O post de hoje é de autoria de Bruno Ribeiro Nascimento, doutorando em filosofia (UFRN) e Professor de Filosofia na Faculdade Internacional Cidade Viva. Bruno também é líder do Grupo de Estudos da ABC² em João Pessoa/PB.
Nos últimos dias vem rolando pelas redes sociais a charge acima. A ideia é que os religiosos estão tão temerosos com o coronavírus que estão apelando não para Deus, mas para a ciência.
A charge pressupõe uma contradição entre a ação de Deus no mundo e a ação dos cientistas. No teísmo, Deus age efetivamente no mundo. No entanto, algumas pessoas acreditam que isso gera uma contradição, pois ou Deus age no mundo ou o ser humano age no mundo e não é possível conciliar essas duas realidades. Essa é a ideia de cientistas clássicos como Pierre Laplace que, ao ser questionado sobre qual seria o papel de Deus em seu modelo, afirmou que “não precisava dessa hipótese”. (Quem concorda com Laplace provavelmente pressupõe o seguinte “forte” argumento: (i) Fiz um experimento científico ou uma observação dos astros; (ii) não notei interferência divina; (iii) logo, Deus não existe.)

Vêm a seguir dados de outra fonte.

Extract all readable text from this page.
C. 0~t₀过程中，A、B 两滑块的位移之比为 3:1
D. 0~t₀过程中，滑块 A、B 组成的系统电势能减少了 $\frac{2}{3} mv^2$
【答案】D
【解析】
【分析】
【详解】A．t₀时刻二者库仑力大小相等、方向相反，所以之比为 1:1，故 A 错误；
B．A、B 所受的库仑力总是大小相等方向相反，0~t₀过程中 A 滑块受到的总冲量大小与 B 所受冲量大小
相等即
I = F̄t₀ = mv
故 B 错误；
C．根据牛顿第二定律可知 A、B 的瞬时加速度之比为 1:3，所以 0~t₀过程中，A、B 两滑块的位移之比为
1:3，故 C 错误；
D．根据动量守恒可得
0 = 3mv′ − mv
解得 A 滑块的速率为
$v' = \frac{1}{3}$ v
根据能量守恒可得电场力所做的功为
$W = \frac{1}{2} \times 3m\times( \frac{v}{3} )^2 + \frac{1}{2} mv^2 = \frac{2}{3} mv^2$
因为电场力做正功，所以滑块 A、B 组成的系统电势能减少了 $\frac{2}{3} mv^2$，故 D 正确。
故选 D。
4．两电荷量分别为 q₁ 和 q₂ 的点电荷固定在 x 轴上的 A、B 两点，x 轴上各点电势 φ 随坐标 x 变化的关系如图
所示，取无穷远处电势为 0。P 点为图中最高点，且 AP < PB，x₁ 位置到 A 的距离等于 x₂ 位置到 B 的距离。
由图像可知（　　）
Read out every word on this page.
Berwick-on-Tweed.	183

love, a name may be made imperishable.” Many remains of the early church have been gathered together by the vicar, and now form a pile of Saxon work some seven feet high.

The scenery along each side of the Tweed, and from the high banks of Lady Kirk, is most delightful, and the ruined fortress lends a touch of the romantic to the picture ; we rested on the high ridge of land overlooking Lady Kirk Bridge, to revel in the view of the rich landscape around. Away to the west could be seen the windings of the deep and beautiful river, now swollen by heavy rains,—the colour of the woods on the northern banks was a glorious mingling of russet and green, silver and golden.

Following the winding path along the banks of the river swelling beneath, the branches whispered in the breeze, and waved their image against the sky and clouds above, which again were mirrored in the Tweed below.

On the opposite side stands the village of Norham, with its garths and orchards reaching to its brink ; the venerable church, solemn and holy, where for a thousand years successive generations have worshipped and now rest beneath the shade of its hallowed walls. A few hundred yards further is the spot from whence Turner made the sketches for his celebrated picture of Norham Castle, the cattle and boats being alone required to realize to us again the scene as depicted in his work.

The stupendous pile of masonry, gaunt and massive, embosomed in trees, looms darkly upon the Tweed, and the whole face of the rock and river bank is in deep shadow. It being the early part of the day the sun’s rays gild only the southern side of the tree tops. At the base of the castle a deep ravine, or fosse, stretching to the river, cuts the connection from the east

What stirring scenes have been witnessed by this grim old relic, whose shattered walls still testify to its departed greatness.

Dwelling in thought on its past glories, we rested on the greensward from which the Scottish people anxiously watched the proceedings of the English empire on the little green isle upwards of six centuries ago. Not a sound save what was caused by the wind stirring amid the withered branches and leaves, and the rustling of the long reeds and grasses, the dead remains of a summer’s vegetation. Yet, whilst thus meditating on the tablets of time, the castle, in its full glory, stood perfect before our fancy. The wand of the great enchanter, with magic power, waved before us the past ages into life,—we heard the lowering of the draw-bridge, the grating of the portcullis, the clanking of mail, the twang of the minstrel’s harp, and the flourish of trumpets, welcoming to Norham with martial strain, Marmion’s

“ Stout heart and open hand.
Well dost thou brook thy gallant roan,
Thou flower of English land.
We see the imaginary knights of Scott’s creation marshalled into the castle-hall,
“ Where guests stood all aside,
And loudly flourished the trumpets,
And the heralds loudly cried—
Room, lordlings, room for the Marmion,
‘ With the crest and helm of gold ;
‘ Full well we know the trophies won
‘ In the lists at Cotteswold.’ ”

Contudo, onde está exatamente a contradição entre Deus agir livremente no mundo e os cientistas agirem também? Por que pressupor um dualismo tão crasso entre natural e sobrenatural se, dado o teísmo, o Deus do sobrenatural é também o Deus do natural? Dado o teísmo, Deus deu sabedoria e inteligência ao ser humano justamente para fazer isso! Essa dicotomia entre “natural” e “sobrenatural” já está há muito ultrapassada na filosofia analítica da religião. A ciência é perfeitamente compatível com a ação divina no mundo e até hoje ninguém ofereceu um mínimo argumento decente do porque haveria uma contradição aí.
Segundo, do ponto de vista histórico é sabido que a ciência floresceu em um contexto teísta. Bacon, Galileu, Copérnico, Kepler, Newton eram todos cristãos que trabalharam a partir de uma cosmovisão cristã no estudo da natureza.
Além disso, do ponto de vista filosófico, é possível fornecer um bom argumento de que a ciência consegue se desenvolver melhor em um contexto teísta, pois o teísmo oferece as pressuposições de que o cientista precisam quando entram em um laboratório: o teísmo defende que a natureza é boa e é real, de que podemos confiar nas nossas capacidades cognitivas, que podemos adequar nosso intelecto a realidade, que o mundo é confiável e regular, que existem leis na criação e que podemos efetivamente descobrir essas leis, que podemos esperar das nossas teorias científicas simplicidade, elegância, beleza, fecundidade e consciliência (convergência com outras hipóteses). Essas são virtudes epistêmicas que, muito enfaticamente, o naturalismo e o pós modernismo não têm.
Assim, quer ele queira, quer não, é o cientista que precisa subir nos ombros dos teístas para que seja possível concretizar seus experimentos científicos. Quando entra no laboratório, o cientista precisa olhar para o microscópio como o padre olha para o mundo. Ele precisa pressupor o universo tal como pensado pelos teístas.
Claro que não se deve exigir precisão filosófica de uma charge. Contudo, ela além de reforçar concepções ultrapassadas sobre as relações entre ciência e religião, coloca a ciência em um pedestal que faz mal a própria atividade científica.